According to Bermuda Biodiesel president Stavros Walsh and vice president Paul Farrington the fuel would not only recycle a harmful waste product, it also burned much cleaner than regular diesel and was just as powerful and cheaper to buy.

"We are looking at two-thirds pump price," Mr. Walsh said yesterday.

"It will be cheaper." Mr. Walsh said burning massive amounts of cooking oil at Tynes Bay Incinerator clogged the grates which shut it down.

There were more than 400 restaurants in Bermuda ? excluding hotel kitchens ? that all used cooking oils which were either taken to the incinerator or poured down the drain, he said. This meant the Island was throwing away a potential bio-fuel.

It is not known how much oil gets thrown away in Bermuda. However, at the weigh-bridge incinerator between a Monday and a Friday in October 2003, he said, the Corporation of Hamilton alone dropped off between eight and ten tons of cooking oil.

"In summer that quadruples," he said.

The Health Department recommends that oil to fry vegetables gets changed every three days and oil to fry meat or fish, every two days, he said.

It takes 16 litres of oil to fill just one fryer and some big restaurants can have 15 industrial fryers, he said.

"Ultimately we want to go public with this," Mr. Walsh said. "We ultimately want to produce bio-fuel here on the Island for Government vehicles, taxis, school buses carrying kids, Belco, boats."

The process involves getting raw cooking oil and adding a caustic to it which causes a chemical reaction.

"For every litre of cooking oil used 92 percent of that is workable biodiesel," he said, adding the other eight percent becomes glycerin which can be used to make soap or burned to make electricity.

Eventually, participating surveyed restaurants will be provided with a way to filter and store their used oil so it can be easily collected by Bermuda Biodiesel, he said.

Mr. Walsh said Biodiesel was safe to use in engines as there is no difference in engine power and it will be certified to American Society of Testing and Materials (ASTM) standards.

While the company's project is ready to roll, it is still looking to finalise a location for a facility. The East End is preferred.

"Our biggest stumbling block at the moment is actually funding for all this," he said, adding the XL Foundation had already pledged support.

"Biodiesel, water and ice are all required by the commercial fishing industry in shore side facilities," he said. "We plan to produce all on the same site, using only alternative energy.
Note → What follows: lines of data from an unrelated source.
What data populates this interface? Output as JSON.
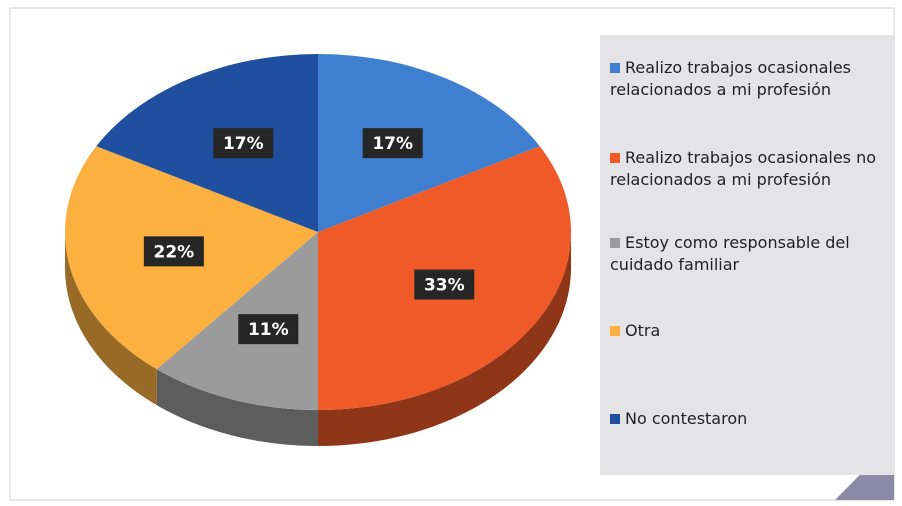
{
  "chart_data": {
    "type": "pie",
    "categories": [
      "Realizo trabajos ocasionales relacionados a mi profesión",
      "Realizo trabajos ocasionales no relacionados a mi profesión",
      "Estoy como responsable del cuidado familiar",
      "Otra",
      "No contestaron"
    ],
    "values": [
      17,
      33,
      11,
      22,
      17
    ],
    "value_labels": [
      "17%",
      "33%",
      "11%",
      "22%",
      "17%"
    ],
    "colors": [
      "#3f7fcf",
      "#f05a28",
      "#9b9b9b",
      "#fbb03f",
      "#1f4f9e"
    ],
    "legend": "right"
  }
}
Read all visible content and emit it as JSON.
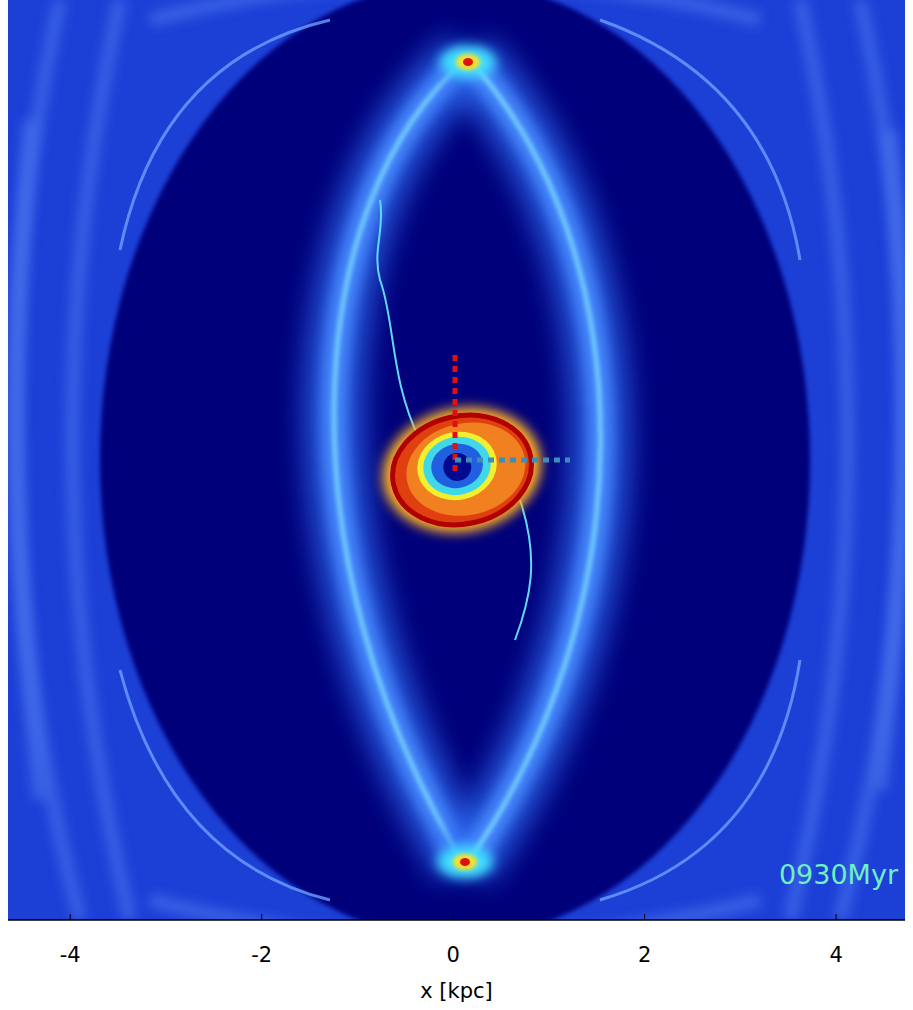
{
  "chart_data": {
    "type": "map",
    "xlabel": "x [kpc]",
    "xlim": [
      -4.65,
      4.72
    ],
    "xticks": [
      -4,
      -2,
      0,
      2,
      4
    ],
    "annotation": "0930Myr",
    "tick_labels": "x"
  }
}
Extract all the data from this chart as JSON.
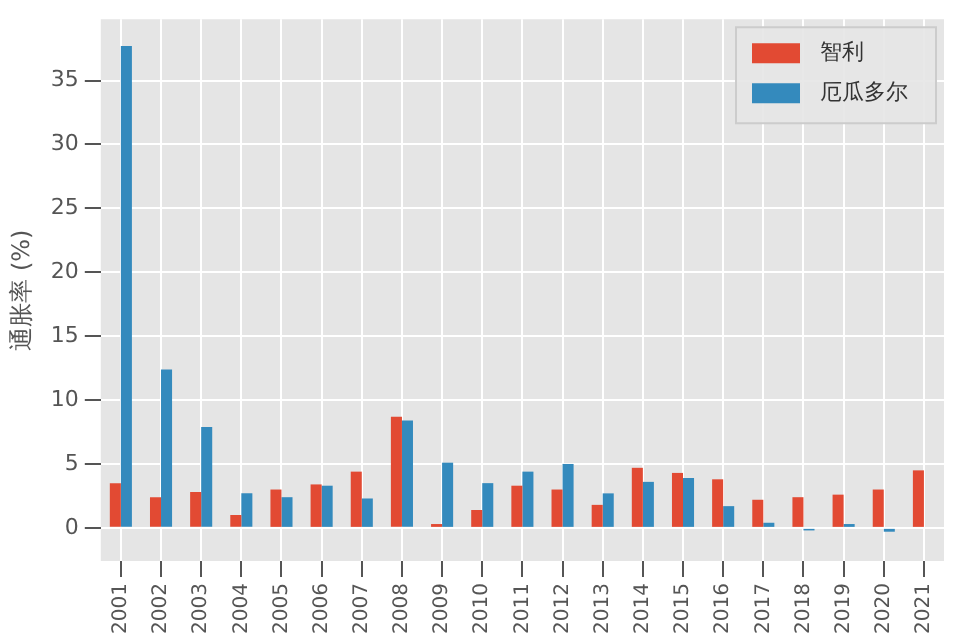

It all ties in with the Ministry of Environment's White Paper on the Marine Environment and the Fishing Industry in Bermuda."

It could also be used to educate students, the general public or tourism, Mr. Walsh said.

"Not many kids ever get told an engine can be run off peanut oil. The idea is once we can showcase it here and make it all work is to maybe set other countries up a bit like Bermuda."

They will first go to construction companies to get them to use the fuel but ultimately would like to see green biodiesel pumps in local gas stations, like you might have seen in Europe in the last 20 years or the US for the last five years, he said.

It would also put an end to getting stuck behind a smelly truck or bus exhaust, he said.

"You can stand right behind that muffler and you won't even see anything coming out," Mr. Farrington said. "It would smell like whatever restaurant you took it from."